Inflation expectations in Türkiye continue to ease, a survey by the central bank showed on Monday, as growth in price gains starts to ease, with a top economy official seeing the disinflation becoming more pronounced in the coming months.
The inflation is expected to fall to 42.95% by the end of this year, according to the Central Bank of the Republic of Türkiye's (CBRT) survey of market participants. The previous survey estimate stood at 43.52%.
The expectations for inflation 12 months from now fell to 30.02% from 31.79%.
Inflation is seen dropping to 19.32% two years from now, the CBRT survey showed, down from 20.33%.
"Inflation expectations are converging toward our target," Treasury and Finance Minister Mehmet Şimşek said.
"The year-end inflation expectation has fallen to 43%, the 12-month expectation to 30%, and the 24-month expectation to 19.3%," Şimşek wrote on social media platform X.
"The 12-month and 24-month inflation expectations have consistently declined since we announced the MPT (medium-term program)."
Backed by President Recep Tayyip Erdoğan and spearheaded by Şimşek, Türkiye has been implementing a tight monetary and fiscal policy since last year to tackle soaring inflation.
In June, the country's annual inflation rate began what is expected to be a sustained fall, dipping more than expected to 71.6% from 75.45% in May.
Since June 2023, the central bank's new leadership has hiked interest rates by 4,150 basis points from 8.5% to 50% to cool inflation. It raised the one-week repo rate by 500 basis points in March following a February pause, citing a deterioration in the inflation outlook.
Higher rates lead to costlier mortgages, auto loans, credit cards and other forms of consumer and business borrowing.
Erdoğan has repeatedly backed the new economic program, unveiled last September, while the central bank says rates will remain high. Since the policy reversal, rating agencies have upgraded Turkish assets and many foreign investors have returned.
Şimşek said improving expectations, despite rising actual annual inflation, reflect confidence in the government's disinflationary policies.
"Although we expect an increase in monthly inflation in July due to temporary effects, we anticipate a significant decline in annual inflation," he noted.
"The disinflation process will become more evident in the coming months."
The CBRT survey estimates that the Turkish lira would trade at 37.37 against the U.S. dollar at the end of the year, compared to 37.75 in the previous survey.

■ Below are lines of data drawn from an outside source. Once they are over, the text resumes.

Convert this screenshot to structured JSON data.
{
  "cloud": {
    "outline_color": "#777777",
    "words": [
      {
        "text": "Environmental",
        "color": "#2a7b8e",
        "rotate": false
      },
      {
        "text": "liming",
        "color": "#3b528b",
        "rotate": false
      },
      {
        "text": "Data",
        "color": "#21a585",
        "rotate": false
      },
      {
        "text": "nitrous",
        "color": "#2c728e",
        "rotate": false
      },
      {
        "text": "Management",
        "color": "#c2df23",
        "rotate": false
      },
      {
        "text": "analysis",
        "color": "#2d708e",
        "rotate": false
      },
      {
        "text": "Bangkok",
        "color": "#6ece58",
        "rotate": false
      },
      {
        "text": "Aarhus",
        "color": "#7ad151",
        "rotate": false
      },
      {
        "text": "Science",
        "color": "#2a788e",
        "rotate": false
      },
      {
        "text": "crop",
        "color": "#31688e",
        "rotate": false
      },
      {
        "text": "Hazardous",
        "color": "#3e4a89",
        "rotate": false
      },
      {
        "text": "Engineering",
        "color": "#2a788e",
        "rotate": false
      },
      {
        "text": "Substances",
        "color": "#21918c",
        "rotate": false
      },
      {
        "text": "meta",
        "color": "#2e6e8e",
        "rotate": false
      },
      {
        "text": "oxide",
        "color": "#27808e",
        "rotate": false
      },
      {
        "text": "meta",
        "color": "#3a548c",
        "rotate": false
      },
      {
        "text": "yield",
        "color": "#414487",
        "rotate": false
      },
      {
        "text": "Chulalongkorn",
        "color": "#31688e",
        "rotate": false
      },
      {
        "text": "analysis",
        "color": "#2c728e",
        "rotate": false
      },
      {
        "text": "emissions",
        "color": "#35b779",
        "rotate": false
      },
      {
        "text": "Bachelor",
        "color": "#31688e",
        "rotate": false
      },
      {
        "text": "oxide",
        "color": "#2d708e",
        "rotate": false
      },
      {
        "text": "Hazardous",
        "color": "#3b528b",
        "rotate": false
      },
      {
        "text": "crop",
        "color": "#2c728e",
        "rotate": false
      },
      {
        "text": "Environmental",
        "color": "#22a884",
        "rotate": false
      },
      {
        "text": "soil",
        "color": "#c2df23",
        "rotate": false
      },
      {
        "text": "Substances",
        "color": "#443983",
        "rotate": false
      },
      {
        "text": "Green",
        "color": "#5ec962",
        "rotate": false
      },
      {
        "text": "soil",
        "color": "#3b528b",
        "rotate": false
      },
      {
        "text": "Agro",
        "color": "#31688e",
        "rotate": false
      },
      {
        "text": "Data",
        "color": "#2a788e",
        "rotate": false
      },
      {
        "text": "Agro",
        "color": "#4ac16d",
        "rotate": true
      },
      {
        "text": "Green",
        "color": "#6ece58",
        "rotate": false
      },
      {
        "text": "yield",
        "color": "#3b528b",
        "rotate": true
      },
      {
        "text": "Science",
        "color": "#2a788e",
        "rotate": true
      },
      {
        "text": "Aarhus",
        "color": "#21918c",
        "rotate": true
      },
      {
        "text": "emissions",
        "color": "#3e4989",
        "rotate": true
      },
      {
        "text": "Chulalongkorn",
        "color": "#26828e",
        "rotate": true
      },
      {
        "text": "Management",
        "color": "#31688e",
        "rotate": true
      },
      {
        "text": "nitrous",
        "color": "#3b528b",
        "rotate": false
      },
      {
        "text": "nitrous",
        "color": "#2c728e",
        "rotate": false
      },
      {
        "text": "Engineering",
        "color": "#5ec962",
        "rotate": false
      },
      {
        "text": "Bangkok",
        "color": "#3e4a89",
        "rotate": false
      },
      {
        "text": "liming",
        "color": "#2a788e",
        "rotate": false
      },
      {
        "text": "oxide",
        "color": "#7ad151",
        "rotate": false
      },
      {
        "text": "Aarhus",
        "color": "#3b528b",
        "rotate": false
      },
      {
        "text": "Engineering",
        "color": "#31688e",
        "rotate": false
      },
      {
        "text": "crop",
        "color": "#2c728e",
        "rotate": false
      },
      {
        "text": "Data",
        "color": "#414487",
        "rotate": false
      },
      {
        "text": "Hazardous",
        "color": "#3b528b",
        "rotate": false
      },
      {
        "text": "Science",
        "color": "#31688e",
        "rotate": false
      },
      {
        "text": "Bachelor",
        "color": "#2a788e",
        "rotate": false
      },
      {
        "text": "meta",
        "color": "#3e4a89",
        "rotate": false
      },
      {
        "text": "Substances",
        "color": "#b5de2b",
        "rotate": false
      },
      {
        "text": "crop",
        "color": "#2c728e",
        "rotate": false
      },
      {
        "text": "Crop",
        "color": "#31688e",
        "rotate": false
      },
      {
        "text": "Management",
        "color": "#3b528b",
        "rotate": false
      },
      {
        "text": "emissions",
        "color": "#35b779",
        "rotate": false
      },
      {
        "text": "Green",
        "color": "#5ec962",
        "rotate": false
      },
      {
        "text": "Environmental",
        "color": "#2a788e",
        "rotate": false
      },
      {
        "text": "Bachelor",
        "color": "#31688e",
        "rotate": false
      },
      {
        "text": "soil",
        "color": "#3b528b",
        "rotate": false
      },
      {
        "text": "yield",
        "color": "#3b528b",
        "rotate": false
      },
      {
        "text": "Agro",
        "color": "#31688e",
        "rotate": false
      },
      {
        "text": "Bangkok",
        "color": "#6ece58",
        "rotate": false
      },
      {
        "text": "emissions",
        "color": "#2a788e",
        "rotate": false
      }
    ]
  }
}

The currency has held mostly steady since March, helping underpin the expected inflation relief.
It traded at just above 33 to the dollar as of 1:03 p.m. local time in Istanbul.
Expectations for the exchange rate 12 months from now rose to 41.52 from 41.41, the survey showed.
CBRT to hold rates steady
The central bank is expected to leave its benchmark policy rate unchanged at its Monetary Policy Committee (MPC) meeting on Tuesday.
Such a stance is expected to be preserved until at least next quarter as the bank continues its battle to bring inflation levels under control, according to the median in a Reuters poll of 26 economists.
The policy rate is expected to drop by 500 basis points to 45% by the end of 2024, the July 15-19 poll suggested.
However, no significant easing was expected until next year.
The central bank was forecast to have reduced rates by 2,250 basis points to 27.50% by the end of 2025, almost half what it is now.
The CBRT has said it will maintain its tight monetary policy stance until a permanent decline in inflation is achieved. In June, the central bank reiterated that disinflation would take hold in the second half of the year.
"We maintain our forecast of no change in policy rates until January 2025. Based on our recent investor trip to Türkiye, it seems local banks and independent economists broadly expect the first rate cut to come in Q4 24, more specifically in November or October," Barclays said in a research note.
"If inflation falls faster than we expect, the central bank might consider easing earlier," it added.
In June, the CBRT said it expected inflation to fall to 38% by the end of the year.
According to the Reuters poll, inflation is expected to decrease to 43.7% by the end of 2024. The survey predicts inflation will drop to 24.7% by the end of 2025.
The CBRT survey showed that expectations for gross domestic product (GDP) growth in 2024 rose to 3.4% from 3.3%. Estimates for 2025 expansion dropped to 3.6% from 3.7%.
According to the Reuters poll, growth is expected to average 3.2% this year and next.
Türkiye's medium-term program predicts growth of 4% this year and 4.5% next year.
The economy grew 4.5% in 2023.
It expanded by 5.7% in the first quarter, one of the world's highest growth rates at the start of the year, driven by robust domestic demand despite tight monetary policy.